In Job, that greatest of all works of protest, mystery and wonder, the text tells us of Job’s unfailing conviction that he is a just man, that God is a just God, and that God will not be deaf to Job’s appeals in the face of unbearable suffering.

When God finally addresses Job, it is out of the whirlwind (Job 38, selected verses): “Where were you when I laid the foundations of the earth. . . . Who laid its cornerstone, when the morning stars sang together, and all the sons of God shouted for joy. . . . Can you bind the chains of the Pleiades, or loose the cords of Orion? . . . Do you know the ordinances of heaven? Can you establish their rule upon the earth?”

The galaxies in their billions are but God’s playthings. In this, science and religion are of one mind; or at least, of one heart.

Theologically, maybe that’s it: that it is the nature of God to think big. Theologians have been wrestling with the nature of the universe for centuries. St. Augustine is honoured by both mathematicians and theologians for his reflections on infinity. Pascal, the 17th-century scientist and theologian, wrote on the sublime terror the universe inspires.

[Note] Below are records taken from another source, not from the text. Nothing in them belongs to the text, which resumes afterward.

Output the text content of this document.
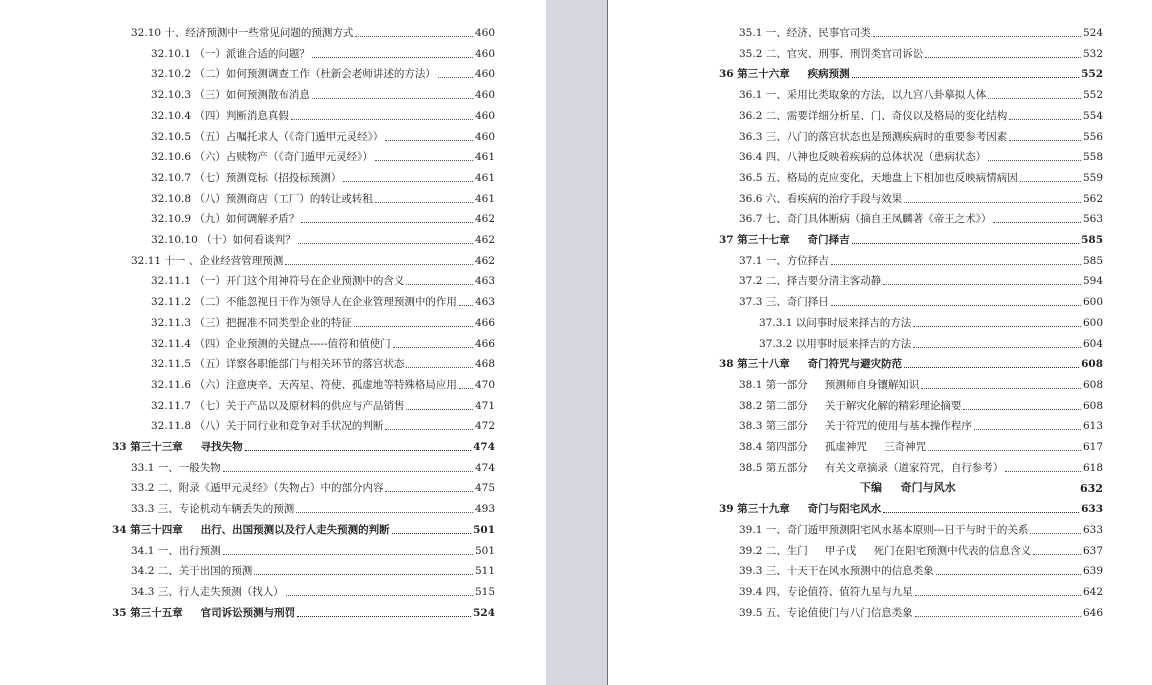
32.10 十、经济预测中一些常见问题的预测方式	460
32.10.1 （一）派谁合适的问题？	460
32.10.2 （二）如何预测调查工作（杜新会老师讲述的方法）	460
32.10.3 （三）如何预测散布消息	460
32.10.4 （四）判断消息真假	460
32.10.5 （五）占嘱托求人（《奇门遁甲元灵经》）	460
32.10.6 （六）占赎物产（《奇门遁甲元灵经》）	461
32.10.7 （七）预测竞标（招投标预测）	461
32.10.8 （八）预测商店（工厂）的转让或转租	461
32.10.9 （九）如何调解矛盾？	462
32.10.10 （十）如何看谈判？	462
32.11 十一 、企业经营管理预测	462
32.11.1 （一）开门这个用神符号在企业预测中的含义	463
32.11.2 （二）不能忽视日干作为领导人在企业管理预测中的作用 463
32.11.3 （三）把握准不同类型企业的特征	466
32.11.4 （四）企业预测的关键点-----值符和值使门	466
32.11.5 （五）详察各职能部门与相关环节的落宫状态	468
32.11.6 （六）注意庚辛、天芮星、符使、孤虚地等特殊格局应用 470
32.11.7 （七）关于产品以及原材料的供应与产品销售	471
32.11.8 （八）关于同行业和竞争对手状况的判断	472
33 第三十三章 　 寻找失物	474
33.1 一、一般失物	474
33.2 二、附录《遁甲元灵经》（失物占）中的部分内容	475
33.3 三、专论机动车辆丢失的预测	493
34 第三十四章 　 出行、出国预测以及行人走失预测的判断	501
34.1 一、出行预测	501
34.2 二、关于出国的预测	511
34.3 三、行人走失预测（找人）	515
35 第三十五章 　 官司诉讼预测与刑罚	524
35.1 一、经济、民事官司类	524
35.2 二、官灾、刑事、刑罚类官司诉讼	532
36 第三十六章 　 疾病预测	552
36.1 一、采用比类取象的方法，以九宫八卦摹拟人体	552
36.2 二、需要详细分析星、门、奇仪以及格局的变化结构	554
36.3 三、八门的落宫状态也是预测疾病时的重要参考因素	556
36.4 四、八神也反映着疾病的总体状况（患病状态）	558
36.5 五、格局的克应变化，天地盘上下相加也反映病情病因	559
36.6 六、看疾病的治疗手段与效果	562
36.7 七、奇门具体断病（摘自王凤麟著《帝王之术》）	563
37 第三十七章 　 奇门择吉	585
37.1 一、方位择吉	585
37.2 二、择吉要分清主客动静	594
37.3 三、奇门择日	600
37.3.1 以问事时辰来择吉的方法	600
37.3.2 以用事时辰来择吉的方法	604
38 第三十八章 　 奇门符咒与避灾防范	608
38.1 第一部分 　 预测师自身镶解知识	608
38.2 第二部分 　 关于解灾化解的精彩理论摘要	608
38.3 第三部分 　 关于符咒的使用与基本操作程序	613
38.4 第四部分 　 孤虚神咒 　 三奇神咒	617
38.5 第五部分 　 有关文章摘录（道家符咒，自行参考）	618
下编 　 奇门与风水	632
39 第三十九章 　 奇门与阳宅风水	633
39.1 一、奇门遁甲预测阳宅风水基本原则---日干与时干的关系	633
39.2 二、生门 　 甲子戊 　 死门在阳宅预测中代表的信息含义	637
39.3 三、十天干在风水预测中的信息类象	639
39.4 四、专论值符、值符九星与九星	642
39.5 五、专论值使门与八门信息类象	646
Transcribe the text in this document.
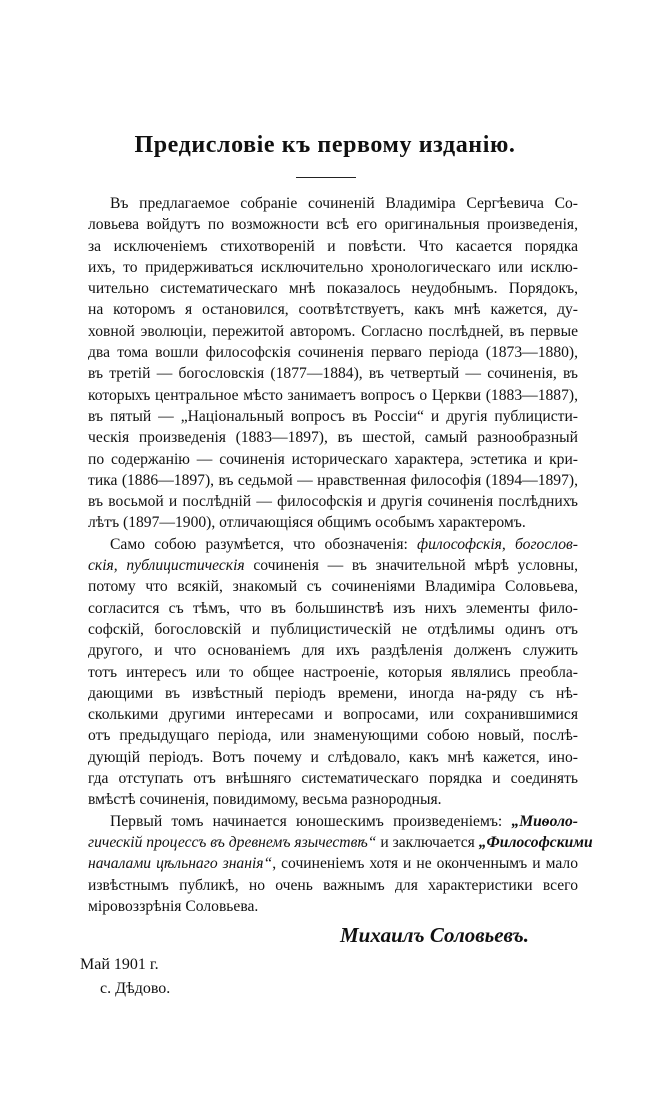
Предисловіе къ первому изданію.
Въ предлагаемое собраніе сочиненій Владиміра Сергѣевича Со-
ловьева войдутъ по возможности всѣ его оригинальныя произведенія,
за исключеніемъ стихотвореній и повѣсти. Что касается порядка
ихъ, то придерживаться исключительно хронологическаго или исклю-
чительно систематическаго мнѣ показалось неудобнымъ. Порядокъ,
на которомъ я остановился, соотвѣтствуетъ, какъ мнѣ кажется, ду-
ховной эволюціи, пережитой авторомъ. Согласно послѣдней, въ первые
два тома вошли философскія сочиненія перваго періода (1873—1880),
въ третій — богословскія (1877—1884), въ четвертый — сочиненія, въ
которыхъ центральное мѣсто занимаетъ вопросъ о Церкви (1883—1887),
въ пятый — „Національный вопросъ въ Россіи“ и другія публицисти-
ческія произведенія (1883—1897), въ шестой, самый разнообразный
по содержанію — сочиненія историческаго характера, эстетика и кри-
тика (1886—1897), въ седьмой — нравственная философія (1894—1897),
въ восьмой и послѣдній — философскія и другія сочиненія послѣднихъ
лѣтъ (1897—1900), отличающіяся общимъ особымъ характеромъ.
Само собою разумѣется, что обозначенія: философскія, богослов-
скія, публицистическія сочиненія — въ значительной мѣрѣ условны,
потому что всякій, знакомый съ сочиненіями Владиміра Соловьева,
согласится съ тѣмъ, что въ большинствѣ изъ нихъ элементы фило-
софскій, богословскій и публицистическій не отдѣлимы одинъ отъ
другого, и что основаніемъ для ихъ раздѣленія долженъ служить
тотъ интересъ или то общее настроеніе, которыя являлись преобла-
дающими въ извѣстный періодъ времени, иногда на-ряду съ нѣ-
сколькими другими интересами и вопросами, или сохранившимися
отъ предыдущаго періода, или знаменующими собою новый, послѣ-
дующій періодъ. Вотъ почему и слѣдовало, какъ мнѣ кажется, ино-
гда отступать отъ внѣшняго систематическаго порядка и соединять
вмѣстѣ сочиненія, повидимому, весьма разнородныя.
Первый томъ начинается юношескимъ произведеніемъ: „Миѳоло-
гическій процессъ въ древнемъ язычествѣ“ и заключается „Философскими
началами цѣльнаго знанія“, сочиненіемъ хотя и не оконченнымъ и мало
извѣстнымъ публикѣ, но очень важнымъ для характеристики всего
міровоззрѣнія Соловьева.
Михаилъ Соловьевъ.
Май 1901 г.
с. Дѣдово.
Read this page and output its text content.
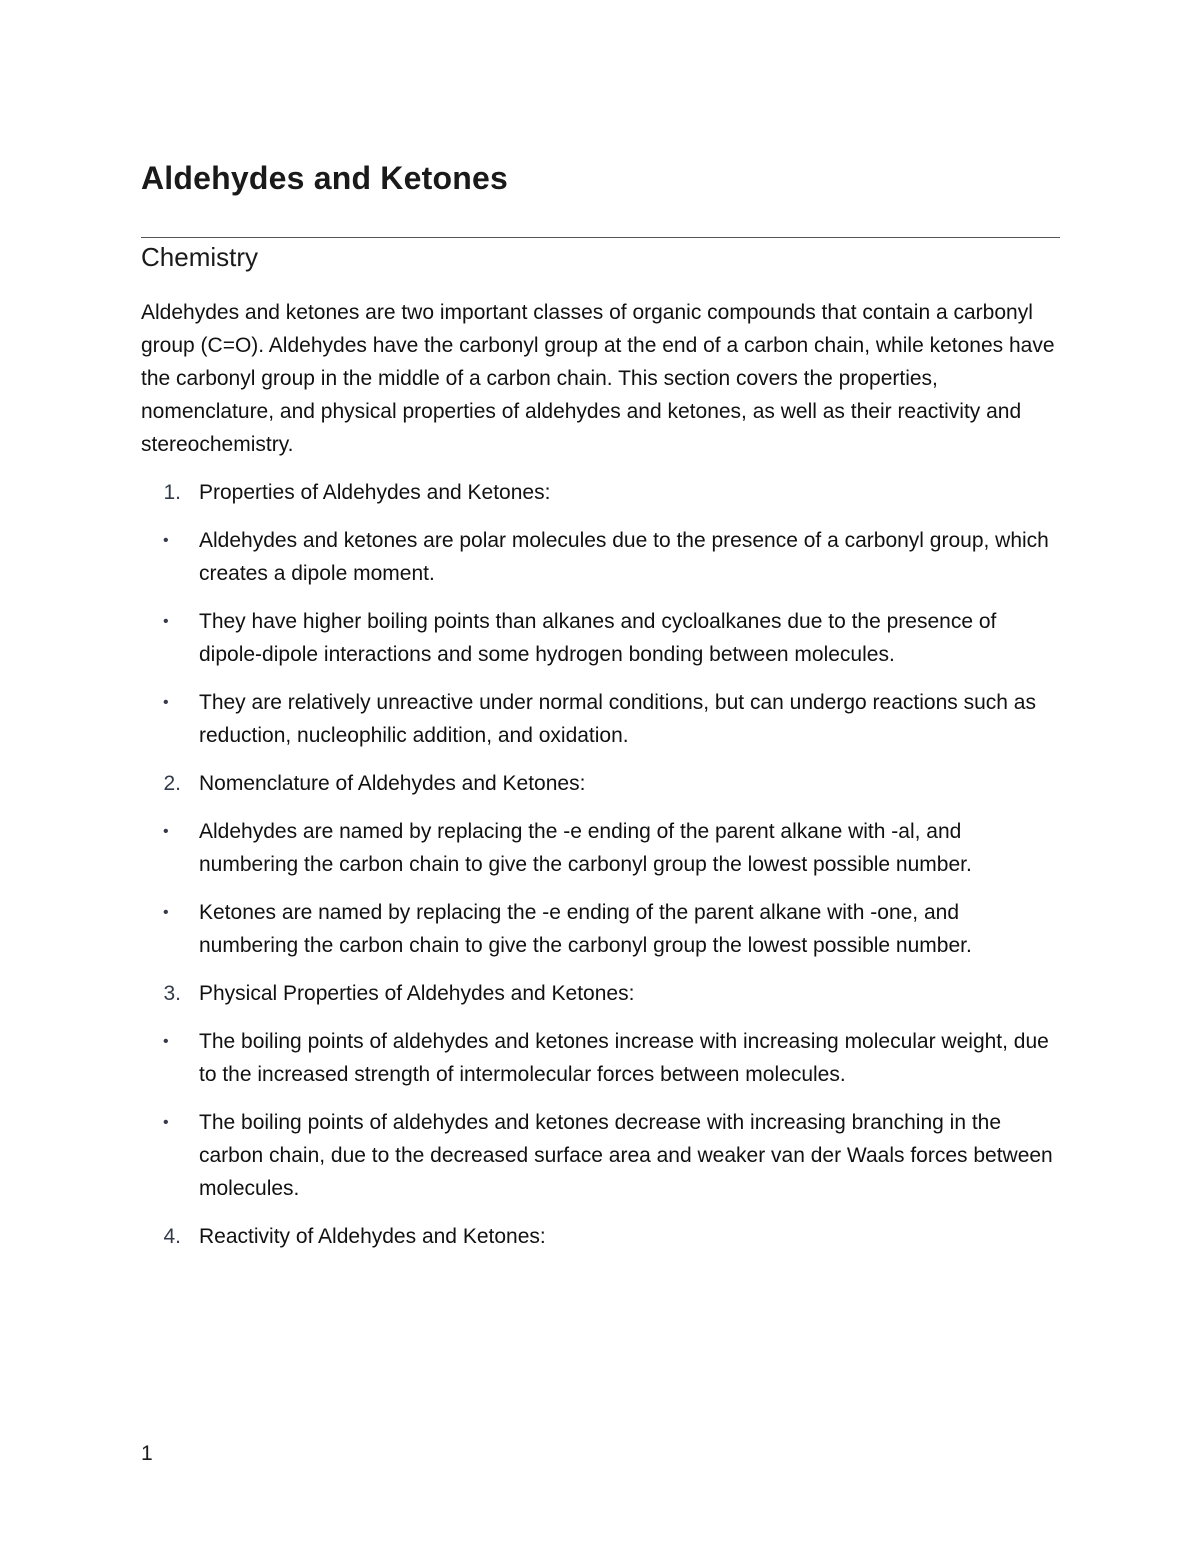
Aldehydes and Ketones
Chemistry

Aldehydes and ketones are two important classes of organic compounds that contain a carbonyl group (C=O). Aldehydes have the carbonyl group at the end of a carbon chain, while ketones have the carbonyl group in the middle of a carbon chain. This section covers the properties, nomenclature, and physical properties of aldehydes and ketones, as well as their reactivity and stereochemistry.

1. Properties of Aldehydes and Ketones:
• Aldehydes and ketones are polar molecules due to the presence of a carbonyl group, which creates a dipole moment.
• They have higher boiling points than alkanes and cycloalkanes due to the presence of dipole-dipole interactions and some hydrogen bonding between molecules.
• They are relatively unreactive under normal conditions, but can undergo reactions such as reduction, nucleophilic addition, and oxidation.
2. Nomenclature of Aldehydes and Ketones:
• Aldehydes are named by replacing the -e ending of the parent alkane with -al, and numbering the carbon chain to give the carbonyl group the lowest possible number.
• Ketones are named by replacing the -e ending of the parent alkane with -one, and numbering the carbon chain to give the carbonyl group the lowest possible number.
3. Physical Properties of Aldehydes and Ketones:
• The boiling points of aldehydes and ketones increase with increasing molecular weight, due to the increased strength of intermolecular forces between molecules.
• The boiling points of aldehydes and ketones decrease with increasing branching in the carbon chain, due to the decreased surface area and weaker van der Waals forces between molecules.
4. Reactivity of Aldehydes and Ketones:
1
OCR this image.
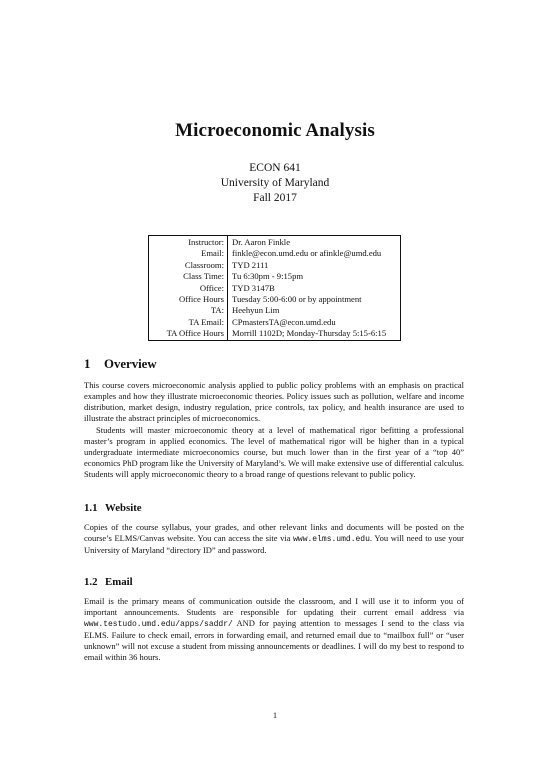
Microeconomic Analysis
ECON 641
University of Maryland
Fall 2017
Instructor:	Dr. Aaron Finkle
Email:	finkle@econ.umd.edu or afinkle@umd.edu
Classroom:	TYD 2111
Class Time:	Tu 6:30pm - 9:15pm
Office:	TYD 3147B
Office Hours	Tuesday 5:00-6:00 or by appointment
TA:	Heehyun Lim
TA Email:	CPmastersTA@econ.umd.edu
TA Office Hours	Morrill 1102D; Monday-Thursday 5:15-6:15
1 Overview

This course covers microeconomic analysis applied to public policy problems with an emphasis on practical examples and how they illustrate microeconomic theories. Policy issues such as pollution, welfare and income distribution, market design, industry regulation, price controls, tax policy, and health insurance are used to illustrate the abstract principles of microeconomics.

Students will master microeconomic theory at a level of mathematical rigor befitting a professional master’s program in applied economics. The level of mathematical rigor will be higher than in a typical undergraduate intermediate microeconomics course, but much lower than in the first year of a “top 40” economics PhD program like the University of Maryland’s. We will make extensive use of differential calculus. Students will apply microeconomic theory to a broad range of questions relevant to public policy.

1.1 Website

Copies of the course syllabus, your grades, and other relevant links and documents will be posted on the course’s ELMS/Canvas website. You can access the site via www.elms.umd.edu. You will need to use your University of Maryland “directory ID” and password.

1.2 Email

Email is the primary means of communication outside the classroom, and I will use it to inform you of important announcements. Students are responsible for updating their current email address via www.testudo.umd.edu/apps/saddr/ AND for paying attention to messages I send to the class via ELMS. Failure to check email, errors in forwarding email, and returned email due to “mailbox full” or “user unknown” will not excuse a student from missing announcements or deadlines. I will do my best to respond to email within 36 hours.

1
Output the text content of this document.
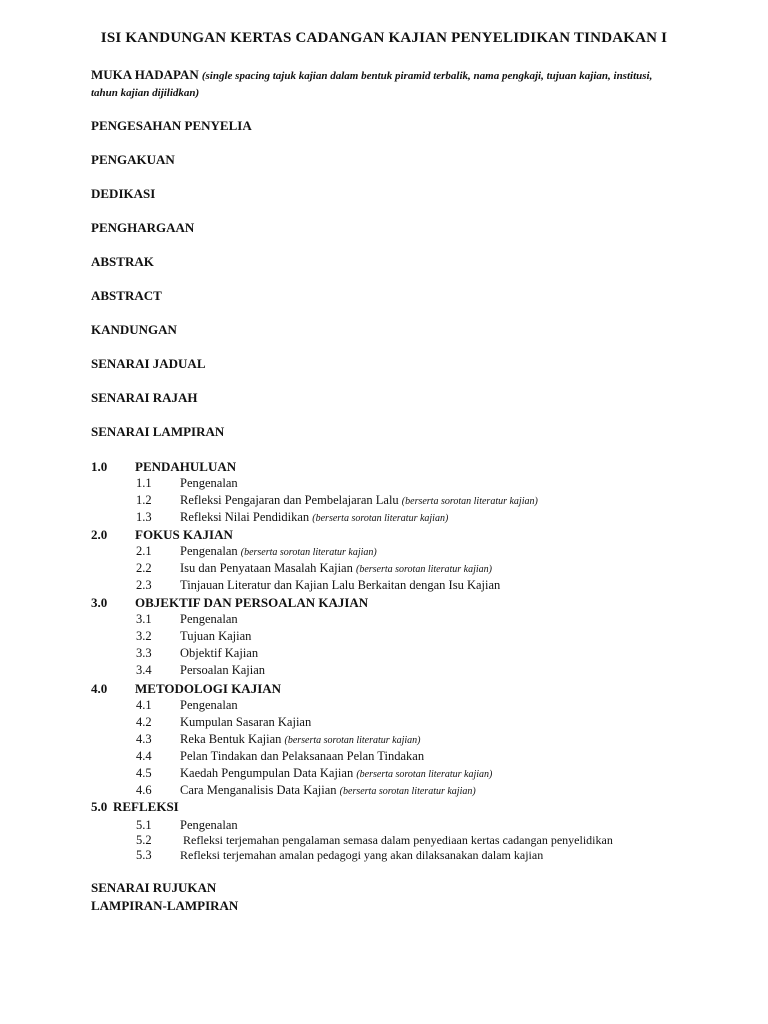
ISI KANDUNGAN KERTAS CADANGAN KAJIAN PENYELIDIKAN TINDAKAN I
MUKA HADAPAN (single spacing tajuk kajian dalam bentuk piramid terbalik, nama pengkaji, tujuan kajian, institusi, tahun kajian dijilidkan)
PENGESAHAN PENYELIA
PENGAKUAN
DEDIKASI
PENGHARGAAN
ABSTRAK
ABSTRACT
KANDUNGAN
SENARAI JADUAL
SENARAI RAJAH
SENARAI LAMPIRAN
1.0 PENDAHULUAN
1.1 Pengenalan
1.2 Refleksi Pengajaran dan Pembelajaran Lalu (berserta sorotan literatur kajian)
1.3 Refleksi Nilai Pendidikan (berserta sorotan literatur kajian)
2.0 FOKUS KAJIAN
2.1 Pengenalan (berserta sorotan literatur kajian)
2.2 Isu dan Penyataan Masalah Kajian (berserta sorotan literatur kajian)
2.3 Tinjauan Literatur dan Kajian Lalu Berkaitan dengan Isu Kajian
3.0 OBJEKTIF DAN PERSOALAN KAJIAN
3.1 Pengenalan
3.2 Tujuan Kajian
3.3 Objektif Kajian
3.4 Persoalan Kajian
4.0 METODOLOGI KAJIAN
4.1 Pengenalan
4.2 Kumpulan Sasaran Kajian
4.3 Reka Bentuk Kajian (berserta sorotan literatur kajian)
4.4 Pelan Tindakan dan Pelaksanaan Pelan Tindakan
4.5 Kaedah Pengumpulan Data Kajian (berserta sorotan literatur kajian)
4.6 Cara Menganalisis Data Kajian (berserta sorotan literatur kajian)
5.0 REFLEKSI
5.1 Pengenalan
5.2	Refleksi terjemahan pengalaman semasa dalam penyediaan kertas cadangan penyelidikan
5.3 Refleksi terjemahan amalan pedagogi yang akan dilaksanakan dalam kajian
SENARAI RUJUKAN
LAMPIRAN-LAMPIRAN
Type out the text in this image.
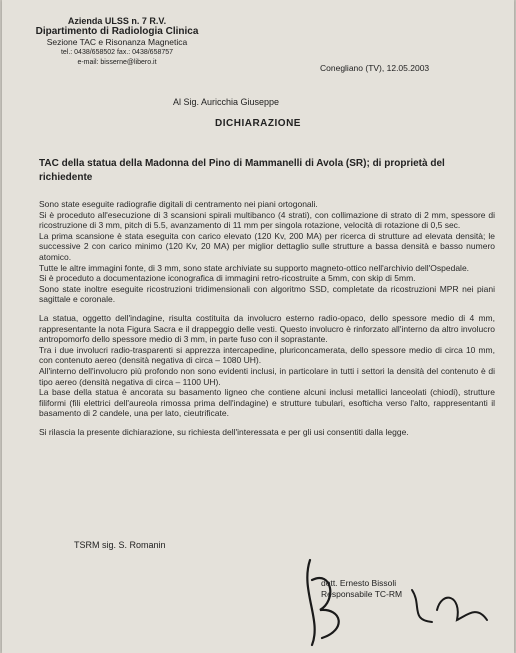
Azienda ULSS n. 7 R.V.
Dipartimento di Radiologia Clinica
Sezione TAC e Risonanza Magnetica
tel.: 0438/658502 fax.: 0438/658757
e-mail: bisserne@libero.it
Conegliano (TV), 12.05.2003
Al Sig. Auricchia Giuseppe
DICHIARAZIONE
TAC della statua della Madonna del Pino di Mammanelli di Avola (SR); di proprietà del richiedente

Sono state eseguite radiografie digitali di centramento nei piani ortogonali.

Si è proceduto all'esecuzione di 3 scansioni spirali multibanco (4 strati), con collimazione di strato di 2 mm, spessore di ricostruzione di 3 mm, pitch di 5.5, avanzamento di 11 mm per singola rotazione, velocità di rotazione di 0,5 sec.

La prima scansione è stata eseguita con carico elevato (120 Kv, 200 MA) per ricerca di strutture ad elevata densità; le successive 2 con carico minimo (120 Kv, 20 MA) per miglior dettaglio sulle strutture a bassa densità e basso numero atomico.

Tutte le altre immagini fonte, di 3 mm, sono state archiviate su supporto magneto-ottico nell'archivio dell'Ospedale.

Si è proceduto a documentazione iconografica di immagini retro-ricostruite a 5mm, con skip di 5mm.

Sono state inoltre eseguite ricostruzioni tridimensionali con algoritmo SSD, completate da ricostruzioni MPR nei piani sagittale e coronale.

La statua, oggetto dell'indagine, risulta costituita da involucro esterno radio-opaco, dello spessore medio di 4 mm, rappresentante la nota Figura Sacra e il drappeggio delle vesti. Questo involucro è rinforzato all'interno da altro involucro antropomorfo dello spessore medio di 3 mm, in parte fuso con il soprastante.

Tra i due involucri radio-trasparenti si apprezza intercapedine, pluriconcamerata, dello spessore medio di circa 10 mm, con contenuto aereo (densità negativa di circa – 1080 UH).

All'interno dell'involucro più profondo non sono evidenti inclusi, in particolare in tutti i settori la densità del contenuto è di tipo aereo (densità negativa di circa – 1100 UH).

La base della statua è ancorata su basamento ligneo che contiene alcuni inclusi metallici lanceolati (chiodi), strutture filiformi (fili elettrici dell'aureola rimossa prima dell'indagine) e strutture tubulari, esofticha verso l'alto, rappresentanti il basamento di 2 candele, una per lato, cieutrificate.

Si rilascia la presente dichiarazione, su richiesta dell'interessata e per gli usi consentiti dalla legge.

TSRM sig. S. Romanin
dott. Ernesto Bissoli
Responsabile TC-RM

In the end, our contemplation of the inconceivable vastness of the universe (or, who knows, universes) is a grand speculative adventure. For Christians, and not for Christians alone, that adventure is tempered by the conviction that God “sees the little sparrow fall,” and God loves us too.

Surely that’s a big enough notion for any size universe.

Rev. James Christie is a professor of ecumenism and dialogue theology at the University of Winnipeg.